Young felt his eyes beginning to water. Already, the whitish haze had spread along the floor throughout the level, obscuring their boots as they headed away from the control room.


“Well, handsome,” Vala said, her whisper punctuated by a mostly muffled cough. “Where to?”


“Level twenty-one,” Young replied, the acrid air irritating his lungs as well. “We have to get Rush out of here.”


“Your neighbor?” Vala asked. “He’s here? Talk about bad timing.”


“Maybe,” Young said grimly. 


Vala shot him a significant look. “So I’m hoping this white stuff is not going to kill us,” she said, fanning the air in front of her face. “I vote for masks.” 


“Come on,” Young whispered as he limped forward, trying to put the pain in his back out of his mind. “It’ll get better as we go up.”


“Right,” Vala said, the word barely audible over the approaching sound of gunfire. “Well, no time like the present,” she whispered, pulling her zat. 


Young pulled his own sidearm and together they advanced back toward the periphery of the level.


“So,” Vala said quietly as they rounded a corner, “the elevators are shut down, so my question for you, handsome, is—are we doing this the hard way, or the very hard way?”

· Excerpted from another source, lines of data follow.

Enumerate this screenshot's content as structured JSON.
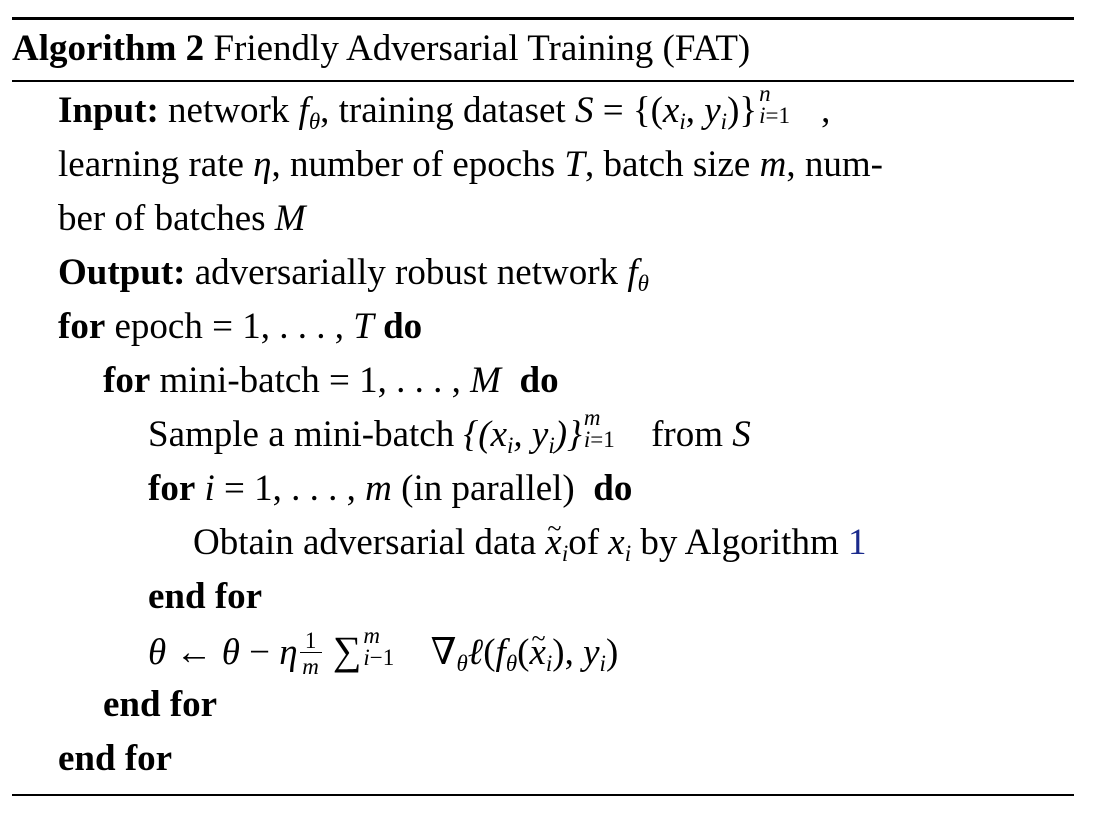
{
  "algorithm": {
    "label": "Algorithm 2",
    "name": "Friendly Adversarial Training (FAT)"
  },
  "input": {
    "keyword": "Input:",
    "line1_text": "network",
    "line1_sym": "f",
    "line1_sub": "θ",
    "line1_text2": ", training dataset",
    "line1_set": "S = {(x",
    "line2": "learning rate η, number of epochs T, batch size m, num-",
    "line3": "ber of batches M"
  },
  "output": {
    "keyword": "Output:",
    "text": "adversarially robust network f",
    "sub": "θ"
  },
  "loop1": {
    "keyword_for": "for",
    "text": "epoch = 1, . . . , T",
    "keyword_do": "do"
  },
  "loop2": {
    "keyword_for": "for",
    "text": "mini-batch = 1, . . . , M",
    "keyword_do": "do"
  },
  "sample": {
    "text": "Sample a mini-batch",
    "from": "from"
  },
  "loop3": {
    "keyword_for": "for",
    "text_suffix": "(in parallel)",
    "keyword_do": "do"
  },
  "obtain": {
    "text": "Obtain adversarial data",
    "of": "of",
    "by": "by Algorithm",
    "ref": "1"
  },
  "end_for_label": "end for",
  "update": {
    "formula": "θ ← θ − η"
  }
}
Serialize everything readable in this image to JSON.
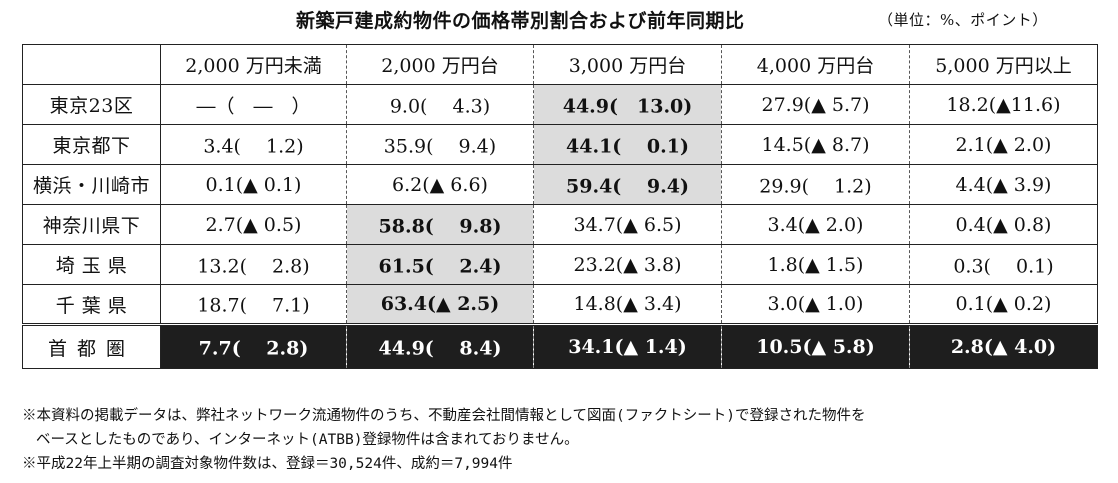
{
  "title": "新築戸建成約物件の価格帯別割合および前年同期比",
  "unit": "（単位：%、ポイント）",
  "columns": [
    "2,000 万円未満",
    "2,000 万円台",
    "3,000 万円台",
    "4,000 万円台",
    "5,000 万円以上"
  ],
  "rows": [
    {
      "label": "東京23区",
      "cells": [
        "―（　―　）",
        "9.0(　 4.3)",
        "44.9(　13.0)",
        "27.9(▲ 5.7)",
        "18.2(▲11.6)"
      ]
    },
    {
      "label": "東京都下",
      "cells": [
        "3.4(　 1.2)",
        "35.9(　 9.4)",
        "44.1(　 0.1)",
        "14.5(▲ 8.7)",
        "2.1(▲ 2.0)"
      ]
    },
    {
      "label": "横浜・川崎市",
      "cells": [
        "0.1(▲ 0.1)",
        "6.2(▲ 6.6)",
        "59.4(　 9.4)",
        "29.9(　 1.2)",
        "4.4(▲ 3.9)"
      ]
    },
    {
      "label": "神奈川県下",
      "cells": [
        "2.7(▲ 0.5)",
        "58.8(　 9.8)",
        "34.7(▲ 6.5)",
        "3.4(▲ 2.0)",
        "0.4(▲ 0.8)"
      ]
    },
    {
      "label": "埼 玉 県",
      "cells": [
        "13.2(　 2.8)",
        "61.5(　 2.4)",
        "23.2(▲ 3.8)",
        "1.8(▲ 1.5)",
        "0.3(　 0.1)"
      ]
    },
    {
      "label": "千 葉 県",
      "cells": [
        "18.7(　 7.1)",
        "63.4(▲ 2.5)",
        "14.8(▲ 3.4)",
        "3.0(▲ 1.0)",
        "0.1(▲ 0.2)"
      ]
    }
  ],
  "highlight": [
    [
      0,
      2
    ],
    [
      1,
      2
    ],
    [
      2,
      2
    ],
    [
      3,
      1
    ],
    [
      4,
      1
    ],
    [
      5,
      1
    ]
  ],
  "total": {
    "label": "首都圏",
    "cells": [
      "7.7(　 2.8)",
      "44.9(　 8.4)",
      "34.1(▲ 1.4)",
      "10.5(▲ 5.8)",
      "2.8(▲ 4.0)"
    ]
  },
  "notes": {
    "line1": "※本資料の掲載データは、弊社ネットワーク流通物件のうち、不動産会社間情報として図面(ファクトシート)で登録された物件を",
    "line2": "ベースとしたものであり、インターネット(ATBB)登録物件は含まれておりません。",
    "line3": "※平成22年上半期の調査対象物件数は、登録＝30,524件、成約＝7,994件"
  },
  "colors": {
    "highlight": "#dcdcdc",
    "total_bg": "#1e1e1e",
    "total_text": "#ffffff"
  }
}
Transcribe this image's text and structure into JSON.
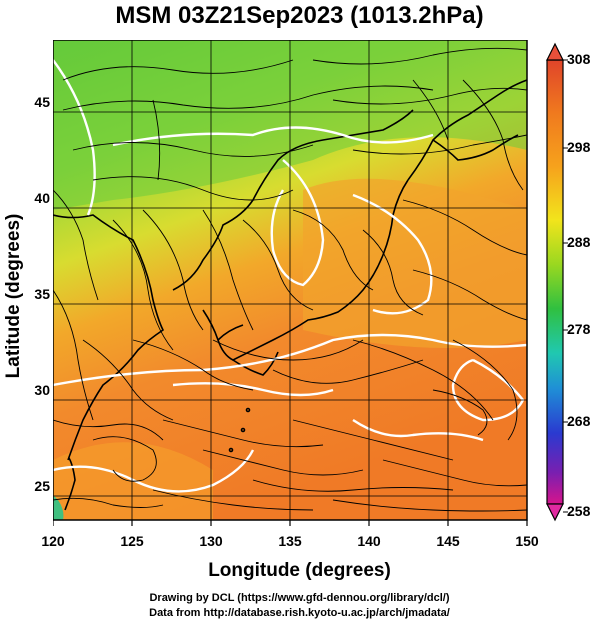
{
  "title": "MSM 03Z21Sep2023 (1013.2hPa)",
  "x_axis": {
    "label": "Longitude (degrees)",
    "ticks": [
      "120",
      "125",
      "130",
      "135",
      "140",
      "145",
      "150"
    ],
    "range": [
      120,
      150
    ]
  },
  "y_axis": {
    "label": "Latitude  (degrees)",
    "ticks": [
      "25",
      "30",
      "35",
      "40",
      "45"
    ],
    "range": [
      22.5,
      47.5
    ]
  },
  "colorbar": {
    "ticks": [
      "308",
      "298",
      "288",
      "278",
      "268",
      "258"
    ],
    "range": [
      258,
      308
    ],
    "colors": [
      "#d7148c",
      "#7a1fb0",
      "#2a3ad0",
      "#1f8fd6",
      "#20c8b0",
      "#30c040",
      "#9ad820",
      "#f2e41c",
      "#f6a21c",
      "#f07a1e",
      "#e0442a"
    ]
  },
  "footer": {
    "line1": "Drawing by DCL (https://www.gfd-dennou.org/library/dcl/)",
    "line2": "Data from http://database.rish.kyoto-u.ac.jp/arch/jmadata/"
  },
  "field_colors": {
    "land_north": "#7fd040",
    "warm_orange": "#f28a2e",
    "ocean_orange": "#f07a26",
    "yellow_band": "#e7d832",
    "contour": "#ffffff",
    "streamline": "#000000"
  }
}
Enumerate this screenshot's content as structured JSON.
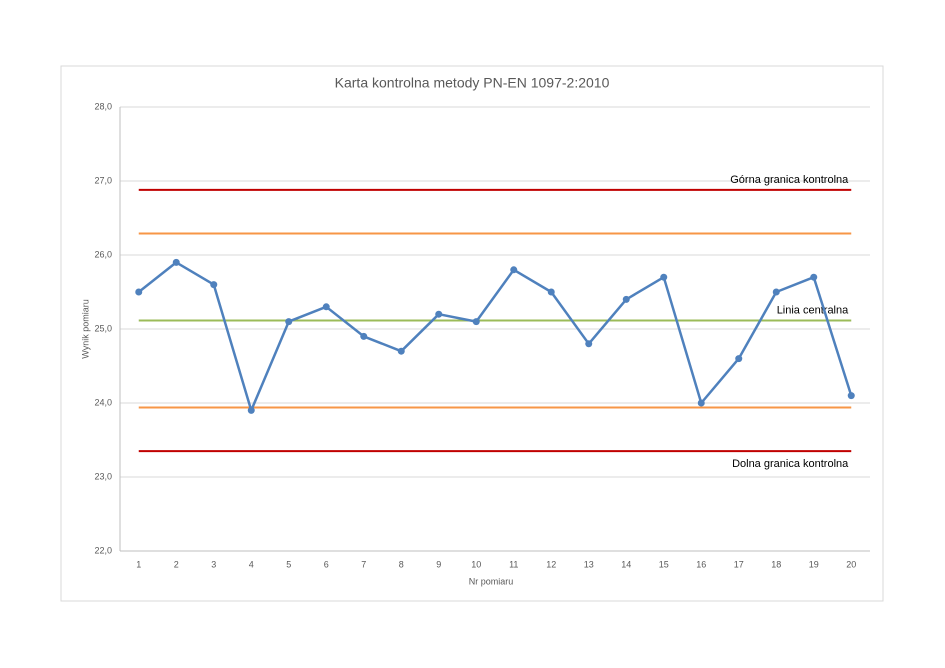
{
  "chart_data": {
    "type": "line",
    "title": "Karta kontrolna metody PN-EN 1097-2:2010",
    "x_label": "Nr pomiaru",
    "y_label": "Wynik pomiaru",
    "categories": [
      "1",
      "2",
      "3",
      "4",
      "5",
      "6",
      "7",
      "8",
      "9",
      "10",
      "11",
      "12",
      "13",
      "14",
      "15",
      "16",
      "17",
      "18",
      "19",
      "20"
    ],
    "values": [
      25.5,
      25.9,
      25.6,
      23.9,
      25.1,
      25.3,
      24.9,
      24.7,
      25.2,
      25.1,
      25.8,
      25.5,
      24.8,
      25.4,
      25.7,
      24.0,
      24.6,
      25.5,
      25.7,
      24.1
    ],
    "color": "#4f81bd",
    "ylim": [
      22,
      28
    ],
    "yticks": [
      {
        "value": 22,
        "label": "22,0"
      },
      {
        "value": 23,
        "label": "23,0"
      },
      {
        "value": 24,
        "label": "24,0"
      },
      {
        "value": 25,
        "label": "25,0"
      },
      {
        "value": 26,
        "label": "26,0"
      },
      {
        "value": 27,
        "label": "27,0"
      },
      {
        "value": 28,
        "label": "28,0"
      }
    ],
    "grid": true,
    "reference_lines": [
      {
        "label": "Górna granica kontrolna",
        "value": 26.88,
        "color": "#c00000",
        "label_position": "above"
      },
      {
        "value": 26.29,
        "color": "#f79646"
      },
      {
        "label": "Linia centralna",
        "value": 25.115,
        "color": "#9bbb59",
        "label_position": "above"
      },
      {
        "value": 23.94,
        "color": "#f79646"
      },
      {
        "label": "Dolna granica kontrolna",
        "value": 23.35,
        "color": "#c00000",
        "label_position": "below"
      }
    ]
  }
}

The question pried up an edge in his mind. With an effort, he refocused. “Meaning?” Young growled.


“The stairs,” Vala said, “or the ladder in the wall?”


“Stairs,” Young said.  “We want to be fast.”


“Well, if speed is what you want,” Vala said, “perhaps you should just let me go.”


She had a point, but he didn’t entirely trust her. He didn’t know that he necessarily trusted anyone these days. 


“Let’s stick together,” he said, coughing quietly. “It’s only six flights of stairs and we’ve got a lead on the LA, presuming they manage to hold them off at the gate room.


“And presuming they have no one on the inside,” Vala said. “And presuming that your neighbor is still where we think he is. And presuming that you can make it up six flights of stairs in a timely fashion.”


“Yes,” Young replied.  “Presuming all those things.”


“And,” Vala whispered, “presuming this white stuff,” she glanced down at their feet, swishing one boot in a delicate arc, “doesn’t kill us after half an hour or so. That’s a lot of presuming, don’t you think?”


“Yeah,” Young said grimly, trying to muffle a cough. “I think if this stuff were going to kill us, it already would have. It’s probably a means to an end.”


“But what end?” Vala whispered, shooting him an anxious look.


“Keeping the gate open,” Young replied.  “And maybe—maybe something else.”


“I don’t like it,” Vala replied as they reached the stairs.


He looked up. The ascending concrete tunnel of the stairs angled away from them and out of sight in linear intervals. The emergency lighting gleamed off the concrete, stark and unfriendly. “Less talking,” Young said grimly, as the sound of gunfire began to approach their position, “more climbing.”


“Whatever you say, handsome,” Vala whispered.